How to Install: New patios using stone, brick, and other more permanent pavers will likely need to be installed by a contractor who can ensure the material is not going to move after being laid, though an experienced DIYer may be able to tackle the job, too. Rubber or elastic pavers can be laid yourself if you feel up to the project by interlocking the pavers directly on top of slippery areas.

Outdoor Tile

Outdoor Tile

Outdoor tile can be laid permanently or set atop particularly slippery areas.

  • Durable

  • Textured

  • Waterproof

Just like tile for indoors, non-slip outdoor tile can be made from (or resemble) stone and other natural materials. There is even non-slip outdoor tile made from porcelain. You can typically lay these large tiles in either small areas (like on top of grass or dirt) for a less slippery surface or place them more permanently, like installing them around the outside of a pool. If you are shopping for non-slip outdoor tile, look for something matte (typically, the shinier something is, the more slippery it is), and, as always, with a textured surface.

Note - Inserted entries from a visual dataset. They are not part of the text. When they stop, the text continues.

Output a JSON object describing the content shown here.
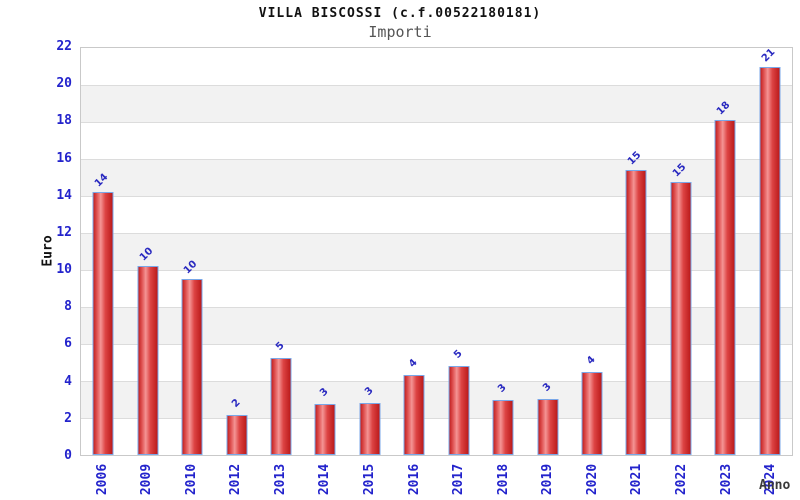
{
  "chart_data": {
    "type": "bar",
    "title": "VILLA BISCOSSI (c.f.00522180181)",
    "subtitle": "Importi",
    "xlabel": "Anno",
    "ylabel": "Euro",
    "ylim": [
      0,
      22
    ],
    "ytick_step": 2,
    "yticks": [
      0,
      2,
      4,
      6,
      8,
      10,
      12,
      14,
      16,
      18,
      20,
      22
    ],
    "grid": true,
    "legend": false,
    "alternating_bands": true,
    "categories": [
      "2006",
      "2009",
      "2010",
      "2012",
      "2013",
      "2014",
      "2015",
      "2016",
      "2017",
      "2018",
      "2019",
      "2020",
      "2021",
      "2022",
      "2023",
      "2024"
    ],
    "series": [
      {
        "name": "Importi",
        "values": [
          14.2,
          10.2,
          9.5,
          2.15,
          5.25,
          2.75,
          2.8,
          4.35,
          4.8,
          2.95,
          3.05,
          4.5,
          15.4,
          14.75,
          18.1,
          21.0
        ],
        "bar_labels": [
          "14",
          "10",
          "10",
          "2",
          "5",
          "3",
          "3",
          "4",
          "5",
          "3",
          "3",
          "4",
          "15",
          "15",
          "18",
          "21"
        ]
      }
    ]
  },
  "colors": {
    "axis_text": "#2323cc",
    "value_label": "#2a2ac0",
    "title": "#111111",
    "subtitle": "#555555",
    "xlabel": "#3a3a3a",
    "ylabel": "#111111",
    "bar_border": "#79a7e8",
    "bar_gradient": [
      "#c22020",
      "#e25858",
      "#f49494",
      "#dd4444",
      "#bb1a1a"
    ],
    "band_gray": "#f2f2f2",
    "band_white": "#ffffff",
    "gridline": "#dcdcdc",
    "plot_border": "#c9c9c9"
  }
}
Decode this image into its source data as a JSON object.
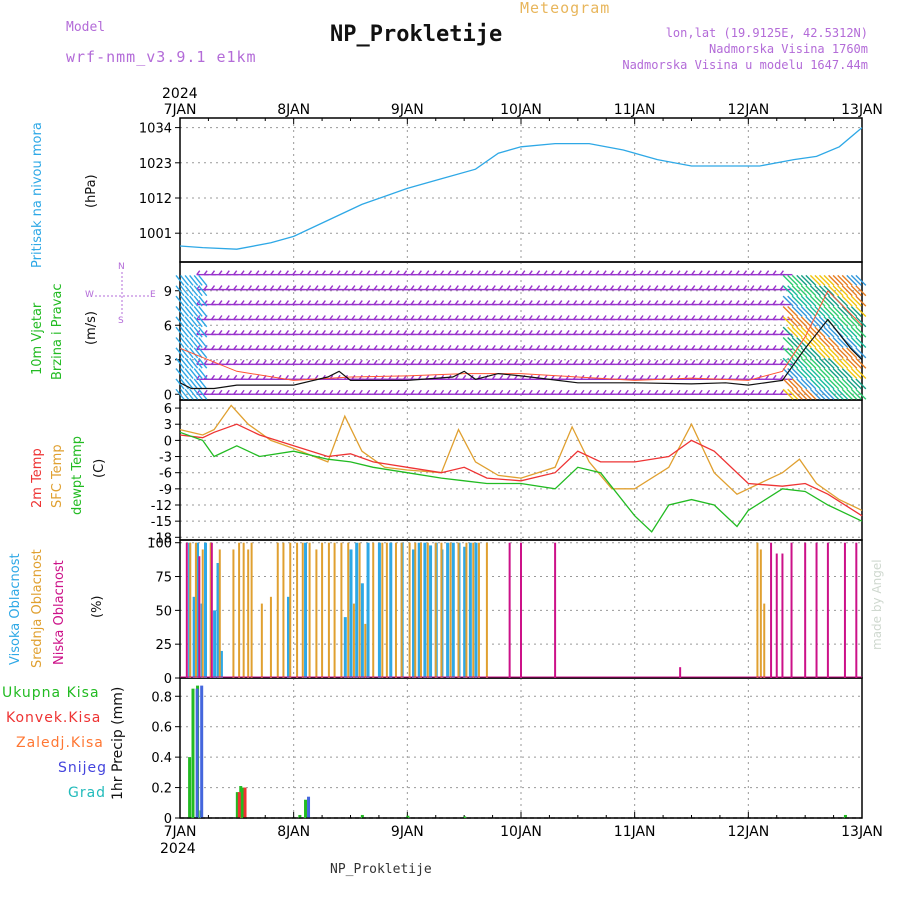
{
  "header": {
    "model_label": "Model",
    "model_name": "wrf-nmm_v3.9.1 e1km",
    "title": "NP_Prokletije",
    "subtitle": "Meteogram",
    "location": "lon,lat (19.9125E, 42.5312N)",
    "altitude": "Nadmorska Visina 1760m",
    "model_altitude": "Nadmorska Visina u modelu 1647.44m"
  },
  "footer": {
    "station": "NP_Prokletije",
    "credit": "made by Angel"
  },
  "axes": {
    "year": "2024",
    "x_ticks": [
      "7JAN",
      "8JAN",
      "9JAN",
      "10JAN",
      "11JAN",
      "12JAN",
      "13JAN"
    ]
  },
  "panel_labels": {
    "pressure": [
      "Pritisak na nivou mora",
      "(hPa)"
    ],
    "wind": [
      "10m Vjetar",
      "Brzina i Pravac",
      "(m/s)"
    ],
    "compass": [
      "N",
      "W",
      "E",
      "S"
    ],
    "temp": [
      "2m Temp",
      "SFC Temp",
      "dewpt Temp",
      "(C)"
    ],
    "cloud": [
      "Visoka Oblacnost",
      "Srednja Oblacnost",
      "Niska Oblacnost",
      "(%)"
    ],
    "precip_legend": [
      "Ukupna Kisa",
      "Konvek.Kisa",
      "Zaledj.Kisa",
      "Snijeg",
      "Grad"
    ],
    "precip_axis": "1hr Precip (mm)"
  },
  "colors": {
    "pressure": "#2ea8e6",
    "temp2m": "#ee3333",
    "sfc": "#e0a030",
    "dew": "#22bb22",
    "wind_line": "#111111",
    "wind_barb": "#9933cc",
    "gust": "#ff5533",
    "high_cloud": "#2ea8e6",
    "mid_cloud": "#e0a030",
    "low_cloud": "#cc1188",
    "grid": "#999999"
  },
  "chart_data": [
    {
      "type": "line",
      "panel": "pressure",
      "ylabel": "(hPa)",
      "yticks": [
        1001,
        1012,
        1023,
        1034
      ],
      "ylim": [
        992,
        1037
      ],
      "x_range_days": [
        7,
        13
      ],
      "series": [
        {
          "x": [
            7.0,
            7.2,
            7.5,
            7.8,
            8.0,
            8.3,
            8.6,
            9.0,
            9.3,
            9.6,
            9.8,
            10.0,
            10.3,
            10.6,
            10.9,
            11.2,
            11.5,
            11.8,
            12.1,
            12.4,
            12.6,
            12.8,
            13.0
          ],
          "y": [
            997,
            996.5,
            996,
            998,
            1000,
            1005,
            1010,
            1015,
            1018,
            1021,
            1026,
            1028,
            1029,
            1029,
            1027,
            1024,
            1022,
            1022,
            1022,
            1024,
            1025,
            1028,
            1034
          ]
        }
      ]
    },
    {
      "type": "line",
      "panel": "wind",
      "ylabel": "(m/s)",
      "yticks": [
        0,
        3,
        6,
        9
      ],
      "ylim": [
        -0.5,
        11.5
      ],
      "x_range_days": [
        7,
        13
      ],
      "series": [
        {
          "name": "wind speed",
          "x": [
            7.0,
            7.1,
            7.3,
            7.5,
            8.0,
            8.3,
            8.4,
            8.5,
            9.0,
            9.4,
            9.5,
            9.6,
            9.8,
            10.0,
            10.5,
            11.0,
            11.5,
            11.8,
            12.0,
            12.3,
            12.5,
            12.7,
            12.9,
            13.0
          ],
          "y": [
            1,
            0.5,
            0.5,
            0.8,
            0.8,
            1.5,
            2,
            1.2,
            1.2,
            1.5,
            2,
            1.3,
            1.8,
            1.6,
            1,
            1,
            0.9,
            1,
            0.8,
            1.2,
            4,
            6.5,
            4,
            3
          ]
        },
        {
          "name": "gust",
          "x": [
            7.0,
            7.5,
            8.0,
            8.5,
            9.0,
            9.5,
            10.0,
            10.5,
            11.0,
            11.5,
            12.0,
            12.3,
            12.5,
            12.7,
            13.0
          ],
          "y": [
            4,
            2,
            1.2,
            1.5,
            1.6,
            1.8,
            1.8,
            1.5,
            1.2,
            1.4,
            1.2,
            2,
            5,
            9,
            6
          ]
        }
      ]
    },
    {
      "type": "line",
      "panel": "temperature",
      "ylabel": "(C)",
      "yticks": [
        -18,
        -15,
        -12,
        -9,
        -6,
        -3,
        0,
        3,
        6
      ],
      "ylim": [
        -18.5,
        7.5
      ],
      "x_range_days": [
        7,
        13
      ],
      "series": [
        {
          "name": "2m Temp",
          "x": [
            7.0,
            7.2,
            7.3,
            7.5,
            7.7,
            8.0,
            8.3,
            8.5,
            8.7,
            9.0,
            9.3,
            9.5,
            9.7,
            10.0,
            10.3,
            10.5,
            10.7,
            11.0,
            11.3,
            11.5,
            11.7,
            12.0,
            12.3,
            12.5,
            12.7,
            13.0
          ],
          "y": [
            1,
            0.5,
            1.5,
            3,
            1,
            -1,
            -3,
            -2.5,
            -4,
            -5,
            -6,
            -5,
            -7,
            -7.5,
            -6,
            -2,
            -4,
            -4,
            -3,
            0,
            -2,
            -8,
            -8.5,
            -8,
            -10,
            -14
          ]
        },
        {
          "name": "SFC Temp",
          "x": [
            7.0,
            7.2,
            7.3,
            7.45,
            7.6,
            7.8,
            8.0,
            8.3,
            8.45,
            8.6,
            8.8,
            9.0,
            9.3,
            9.45,
            9.6,
            9.8,
            10.0,
            10.3,
            10.45,
            10.6,
            10.8,
            11.0,
            11.3,
            11.5,
            11.7,
            11.9,
            12.0,
            12.3,
            12.45,
            12.6,
            12.8,
            13.0
          ],
          "y": [
            2,
            1,
            2,
            6.5,
            3,
            0,
            -1.5,
            -4,
            4.5,
            -2,
            -5,
            -5.5,
            -6,
            2,
            -4,
            -6.5,
            -7,
            -5,
            2.5,
            -4,
            -9,
            -9,
            -5,
            3,
            -6,
            -10,
            -9,
            -6,
            -3.5,
            -8,
            -11,
            -13
          ]
        },
        {
          "name": "dewpt Temp",
          "x": [
            7.0,
            7.2,
            7.3,
            7.5,
            7.7,
            8.0,
            8.3,
            8.5,
            8.7,
            9.0,
            9.3,
            9.5,
            9.7,
            10.0,
            10.3,
            10.5,
            10.7,
            11.0,
            11.15,
            11.3,
            11.5,
            11.7,
            11.9,
            12.0,
            12.3,
            12.5,
            12.7,
            13.0
          ],
          "y": [
            1.5,
            0,
            -3,
            -1,
            -3,
            -2,
            -3.5,
            -4,
            -5,
            -6,
            -7,
            -7.5,
            -8,
            -8,
            -9,
            -5,
            -6,
            -14,
            -17,
            -12,
            -11,
            -12,
            -16,
            -13,
            -9,
            -9.5,
            -12,
            -15
          ]
        }
      ]
    },
    {
      "type": "bar",
      "panel": "cloud",
      "ylabel": "(%)",
      "yticks": [
        0,
        25,
        50,
        75,
        100
      ],
      "ylim": [
        0,
        102
      ],
      "x_range_days": [
        7,
        13
      ],
      "series": [
        {
          "name": "Visoka Oblacnost",
          "x": [
            7.08,
            7.12,
            7.15,
            7.19,
            7.22,
            7.3,
            7.33,
            7.36,
            7.95,
            8.1,
            8.45,
            8.5,
            8.55,
            8.6,
            8.65,
            8.75,
            8.85,
            8.95,
            9.05,
            9.1,
            9.15,
            9.2,
            9.25,
            9.3,
            9.35,
            9.4,
            9.45,
            9.5,
            9.55,
            9.6
          ],
          "y": [
            100,
            60,
            100,
            55,
            100,
            50,
            85,
            20,
            60,
            100,
            45,
            95,
            100,
            70,
            100,
            100,
            100,
            100,
            95,
            100,
            100,
            98,
            100,
            95,
            100,
            100,
            100,
            97,
            100,
            100
          ]
        },
        {
          "name": "Srednja Oblacnost",
          "x": [
            7.09,
            7.14,
            7.2,
            7.27,
            7.35,
            7.47,
            7.52,
            7.56,
            7.6,
            7.63,
            7.72,
            7.8,
            7.86,
            7.91,
            7.97,
            8.03,
            8.08,
            8.14,
            8.2,
            8.25,
            8.31,
            8.36,
            8.42,
            8.48,
            8.53,
            8.58,
            8.63,
            8.7,
            8.78,
            8.82,
            8.9,
            8.95,
            9.02,
            9.07,
            9.12,
            9.18,
            9.25,
            9.3,
            9.38,
            9.45,
            9.52,
            9.58,
            9.63,
            9.7,
            12.08,
            12.11,
            12.14
          ],
          "y": [
            100,
            100,
            95,
            100,
            95,
            95,
            100,
            100,
            95,
            100,
            55,
            60,
            100,
            100,
            100,
            100,
            100,
            100,
            95,
            100,
            100,
            100,
            100,
            100,
            55,
            100,
            40,
            100,
            100,
            100,
            100,
            100,
            100,
            100,
            100,
            100,
            100,
            100,
            100,
            100,
            100,
            100,
            100,
            100,
            100,
            95,
            55
          ]
        },
        {
          "name": "Niska Oblacnost",
          "x": [
            7.06,
            7.17,
            7.28,
            9.9,
            10.0,
            10.3,
            11.4,
            12.2,
            12.25,
            12.3,
            12.38,
            12.5,
            12.6,
            12.7,
            12.85,
            12.95
          ],
          "y": [
            100,
            90,
            100,
            100,
            100,
            100,
            8,
            100,
            92,
            92,
            100,
            100,
            100,
            100,
            100,
            100
          ]
        }
      ]
    },
    {
      "type": "bar",
      "panel": "precipitation",
      "ylabel": "1hr Precip (mm)",
      "yticks": [
        0,
        0.2,
        0.4,
        0.6,
        0.8
      ],
      "ylim": [
        0,
        0.92
      ],
      "x_range_days": [
        7,
        13
      ],
      "series": [
        {
          "name": "Ukupna Kisa",
          "x": [
            7.08,
            7.11,
            7.15,
            7.18,
            7.5,
            7.53,
            7.55,
            8.05,
            8.1,
            8.6,
            9.0,
            9.5,
            12.85
          ],
          "y": [
            0.4,
            0.85,
            0.87,
            0.05,
            0.17,
            0.21,
            0.2,
            0.02,
            0.12,
            0.02,
            0.015,
            0.01,
            0.02
          ]
        },
        {
          "name": "Konvek.Kisa",
          "x": [
            7.5,
            7.55
          ],
          "y": [
            0.17,
            0.2
          ]
        },
        {
          "name": "Snijeg",
          "x": [
            7.12,
            7.16,
            8.1
          ],
          "y": [
            0.85,
            0.87,
            0.14
          ]
        }
      ]
    }
  ]
}
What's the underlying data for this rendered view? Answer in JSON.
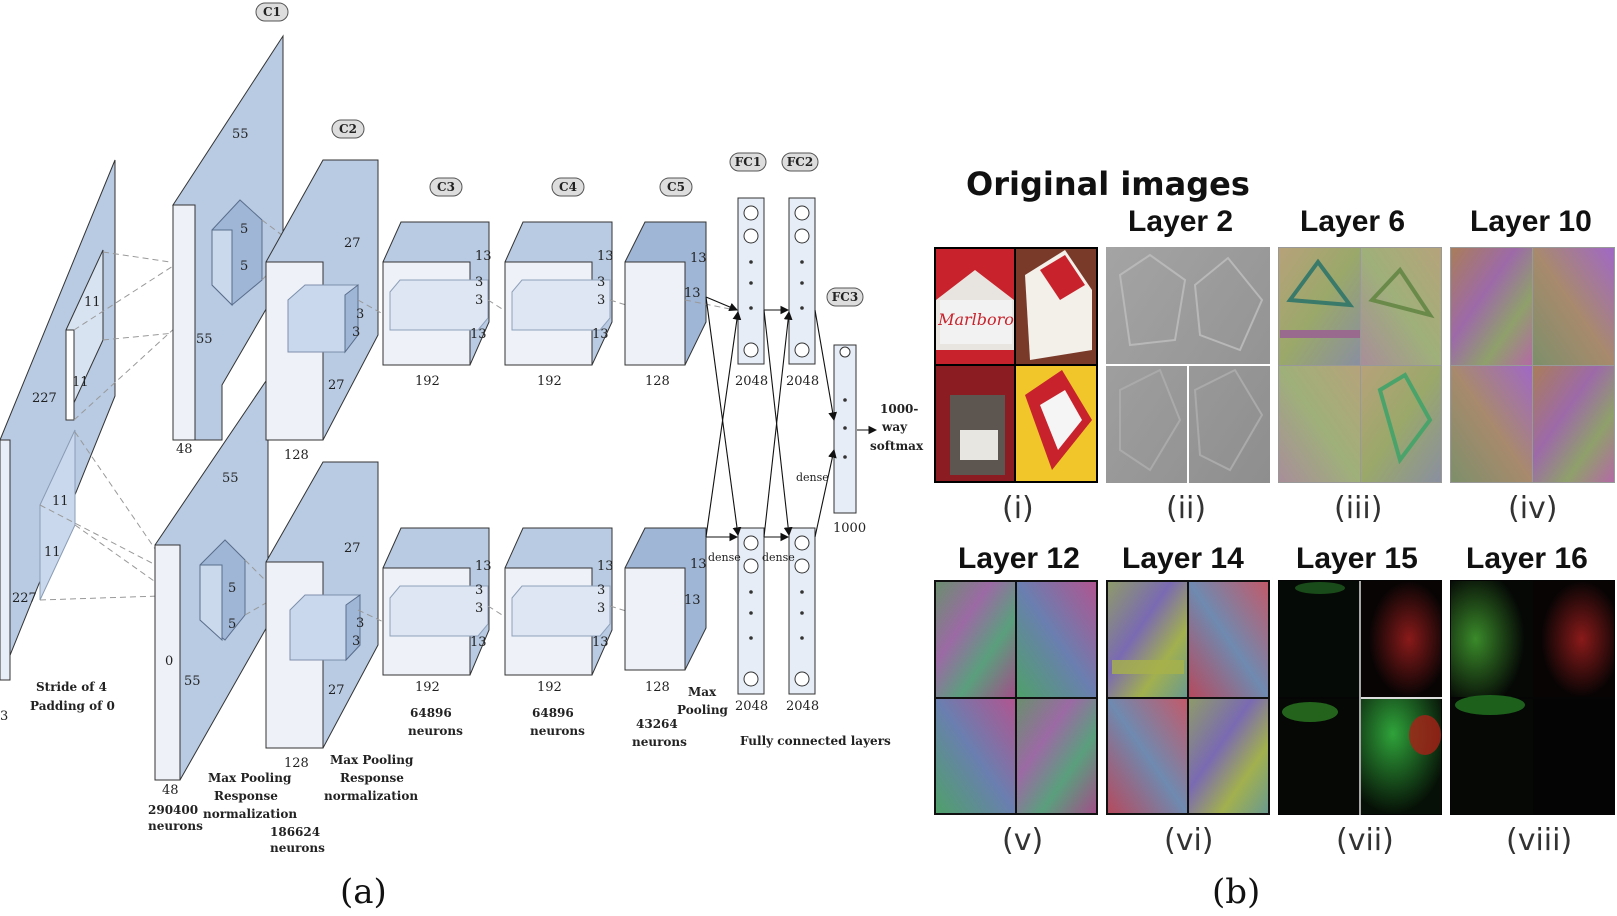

Best for: Any outdoor areas that most frequently get wet, like around a pool, an outdoor bar, or on top of slippery grass or dirt.

How to Install: These tiles are typically heavy, but if you are able to lift them, you can lay them on any solid, even, hard surface. If your surface is soft or uneven, then you may need extra help to get it level and ready. If you are installing outdoor tiles around a pool or somewhere else where it will be more permanent, you should call a contractor.

Other Tips for Preventing Slips and Falls

On top of installing non-slip flooring, there are other actions you can take as a homeowner to ensure that your home is safe:

  • Remove trip hazards, such as wayward boxes, wires and cords, and paperwork.
  • Open up tight spaces so that people have enough room to make turns and navigate between furniture.
  • Store frequently used items at a level that is comfortable for family members to reach.
  • Make sure that floorboards and carpeting are in good condition to avoid tripping.
  • Purchase area rugs and bath mats that are non-slip with grips on the side that is placed on the ground.
  • Consider buying rubber mats, stair treads, and anti-slip tape for any areas where you need extra grip or are worried about falling on.
  • Ensure that your home is well-lit so family members can avoid tripping over items.